On the Extraordinary Form (and its Poor Cousin)

One graf from this First Things essay jumps out.

...there exists a close connection between orthodoxy and an appreciation of style.

The vast majority of the faithful have in the meantime never known anything else but the revised Mass in its countless manifestations. They have lost any sense of the spiritual wealth of the Church and in many cases simply are not capable of following the old rite. They should not be criticized on account of this. The Tridentine Mass demands a lifetime of education, and the post-conciliar age is characterized, among other things, by the widespread abandonment of religious instruction. The Catholic religion with its high number of believers has actually become the most unknown religion in the world, especially to its own adherents. While there are many Catholics who feel repelled and offended by the superficiality of the new rite as it is frequently celebrated today, by the odious music, the puritanical kitsch, the trivialization of dogma, and the profane character of new church buildings, the gap that has opened up in the forty years between the traditional rite and the new Mass is very deep, often unbridgeable. The challenge becomes more difficult because one of the peculiarities of the old rite is that it makes itself accessible only slowly—unless the uninitiated newcomer to this ancient pattern of worship is a religious genius. One has never “learned everything there is to learn” about the Roman Rite, because in its very origin and essence this enduring and truly extraordinary form is hermetic, presupposing arcane discipline and rigorous initiation....

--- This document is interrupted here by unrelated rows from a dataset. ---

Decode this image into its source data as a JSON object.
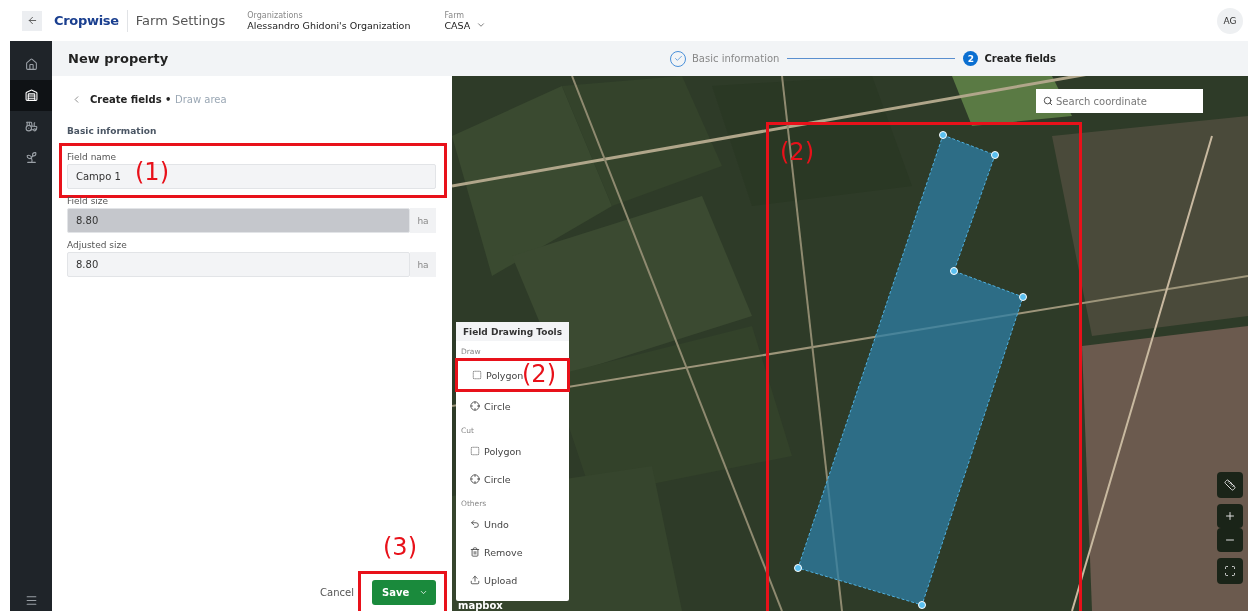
{
  "top_bar": {
    "brand": "Cropwise",
    "app_title": "Farm Settings",
    "organization": {
      "label": "Organizations",
      "value": "Alessandro Ghidoni's Organization"
    },
    "farm": {
      "label": "Farm",
      "value": "CASA"
    },
    "avatar": "AG"
  },
  "rail": {
    "items": [
      {
        "kind": "home",
        "selected": false
      },
      {
        "kind": "farm",
        "selected": true
      },
      {
        "kind": "tractor",
        "selected": false
      },
      {
        "kind": "seed",
        "selected": false
      }
    ]
  },
  "header": {
    "title": "New property",
    "steps": [
      {
        "label": "Basic information",
        "done": true,
        "selected": false
      },
      {
        "label": "Create fields",
        "number": "2",
        "done": false,
        "selected": true
      }
    ]
  },
  "form": {
    "breadcrumb": "Create fields",
    "breadcrumb_current": "Draw area",
    "breadcrumb_separator": "•",
    "section": "Basic information",
    "fields": [
      {
        "label": "Field name",
        "value": "Campo 1",
        "disabled": false,
        "annotation": "(1)"
      },
      {
        "label": "Field size",
        "value": "8.80",
        "unit": "ha",
        "disabled": true
      },
      {
        "label": "Adjusted size",
        "value": "8.80",
        "unit": "ha",
        "disabled": false
      }
    ],
    "cancel": "Cancel",
    "save": "Save",
    "save_annotation": "(3)"
  },
  "map": {
    "search": {
      "placeholder": "Search coordinate"
    },
    "annotation": "(2)",
    "attribution": "mapbox",
    "tools": {
      "title": "Field Drawing Tools",
      "groups": [
        {
          "label": "Draw",
          "items": [
            {
              "kind": "polygon",
              "label": "Polygon",
              "annotation": "(2)"
            },
            {
              "kind": "circle",
              "label": "Circle"
            }
          ]
        },
        {
          "label": "Cut",
          "items": [
            {
              "kind": "polygon",
              "label": "Polygon"
            },
            {
              "kind": "circle",
              "label": "Circle"
            }
          ]
        },
        {
          "label": "Others",
          "items": [
            {
              "kind": "undo",
              "label": "Undo"
            },
            {
              "kind": "remove",
              "label": "Remove"
            },
            {
              "kind": "upload",
              "label": "Upload"
            }
          ]
        }
      ]
    }
  }
}
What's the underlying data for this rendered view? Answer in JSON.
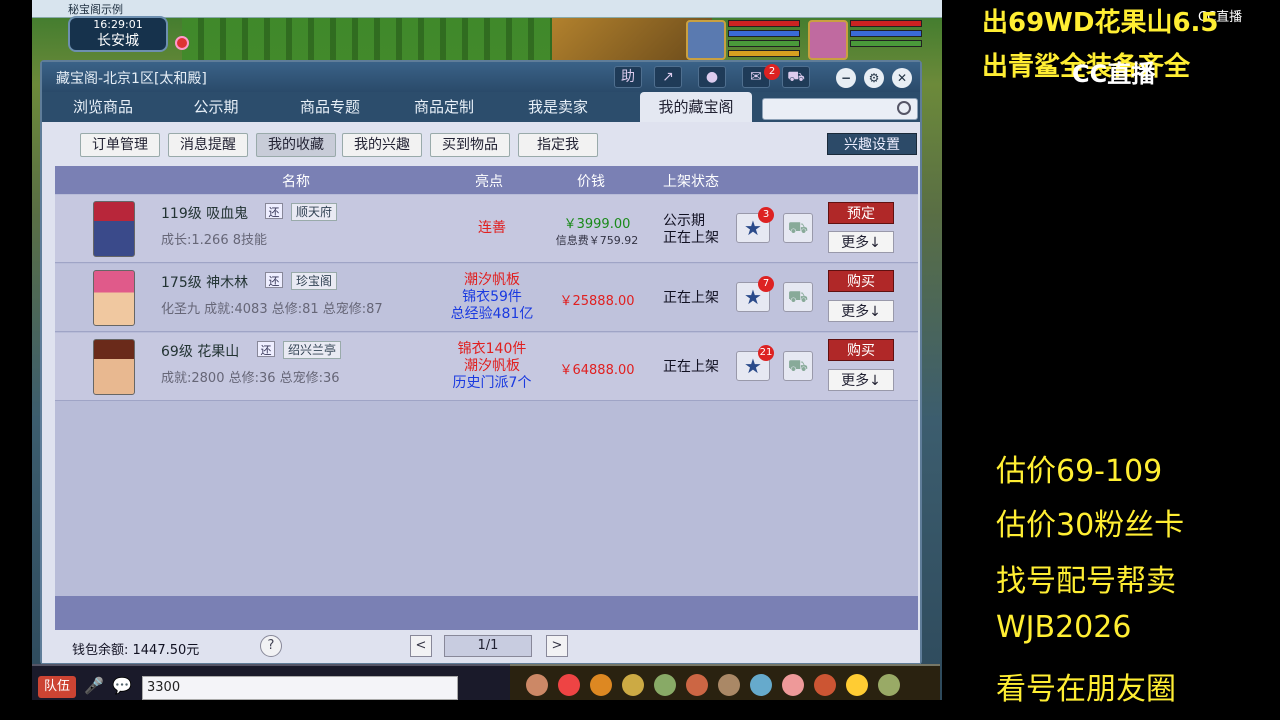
{
  "game": {
    "window_title": "秘宝阁示例",
    "time": "16:29:01",
    "location": "长安城"
  },
  "window": {
    "title": "藏宝阁-北京1区[太和殿]",
    "help_label": "助",
    "msg_count": "2"
  },
  "tabs": [
    "浏览商品",
    "公示期",
    "商品专题",
    "商品定制",
    "我是卖家",
    "我的藏宝阁"
  ],
  "subtabs": [
    "订单管理",
    "消息提醒",
    "我的收藏",
    "我的兴趣",
    "买到物品",
    "指定我"
  ],
  "interest_settings": "兴趣设置",
  "columns": {
    "name": "名称",
    "highlight": "亮点",
    "price": "价钱",
    "status": "上架状态"
  },
  "rows": [
    {
      "level_name": "119级 吸血鬼",
      "huan": "还",
      "server": "顺天府",
      "stats": "成长:1.266 8技能",
      "highlights": [
        {
          "text": "连善",
          "color": "red"
        }
      ],
      "price": "￥3999.00",
      "price_note": "信息费￥759.92",
      "status": [
        "公示期",
        "正在上架"
      ],
      "fav_count": "3",
      "action": "预定",
      "more": "更多↓"
    },
    {
      "level_name": "175级 神木林",
      "huan": "还",
      "server": "珍宝阁",
      "stats": "化圣九 成就:4083 总修:81 总宠修:87",
      "highlights": [
        {
          "text": "潮汐帆板",
          "color": "red"
        },
        {
          "text": "锦衣59件",
          "color": "blue"
        },
        {
          "text": "总经验481亿",
          "color": "blue"
        }
      ],
      "price": "￥25888.00",
      "price_note": "",
      "status": [
        "正在上架"
      ],
      "fav_count": "7",
      "action": "购买",
      "more": "更多↓"
    },
    {
      "level_name": "69级 花果山",
      "huan": "还",
      "server": "绍兴兰亭",
      "stats": "成就:2800 总修:36 总宠修:36",
      "highlights": [
        {
          "text": "锦衣140件",
          "color": "red"
        },
        {
          "text": "潮汐帆板",
          "color": "red"
        },
        {
          "text": "历史门派7个",
          "color": "blue"
        }
      ],
      "price": "￥64888.00",
      "price_note": "",
      "status": [
        "正在上架"
      ],
      "fav_count": "21",
      "action": "购买",
      "more": "更多↓"
    }
  ],
  "footer": {
    "wallet": "钱包余额: 1447.50元",
    "help": "?",
    "page": "1/1",
    "prev": "<",
    "next": ">"
  },
  "chat": {
    "team": "队伍",
    "input_value": "3300"
  },
  "overlay": {
    "title_lines": [
      "出69WD花果山6.5",
      "出青鲨全装备齐全"
    ],
    "lines": [
      "估价69-109",
      "估价30粉丝卡",
      "找号配号帮卖",
      " WJB2026",
      "看号在朋友圈"
    ],
    "logo": "CC直播"
  },
  "colors": {
    "red": "#e02020",
    "blue": "#1a3ae0",
    "overlay": "#ffee33",
    "accent": "#2c4d6c"
  }
}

I will add that the same is true of Gregorian Chant, in spades.

4 comments:

Anonymous said...

and there are those who prefer to buy furniture ans household items in antique stores

Dad29 said...

Good to know irrelevancy is still hot with some people

Anonymous said...


Hopefully this is relevant.
I looked up "cult precedes culture"
and google was not helpful.
Then I went to new advent and looked up "cult precedes culture"
and I found this piece by Charles Chaput


https://www.firstthings.com/web-exclusives/2015/03/of-human-dignity

T.S. Eliot liked to argue that “no culture has appeared or developed except together with a religion.”
Nor can a culture survive or develop for long without one.

"Cult" as in Mohmadism or Christianity is the base that a culture is built on, that is why it proceed it.

-Mississippi


Dad29 said...

Dead-on, friend.

That's why there is no such thing as "moderate" Mohammedanism. There are non-practicing Muslims, just as there are 'non-practicing' Catholics and Jews. But the faith does not change.

And the more you know about the Cult of Mohamet, the more you understand the culture of Mohammedans.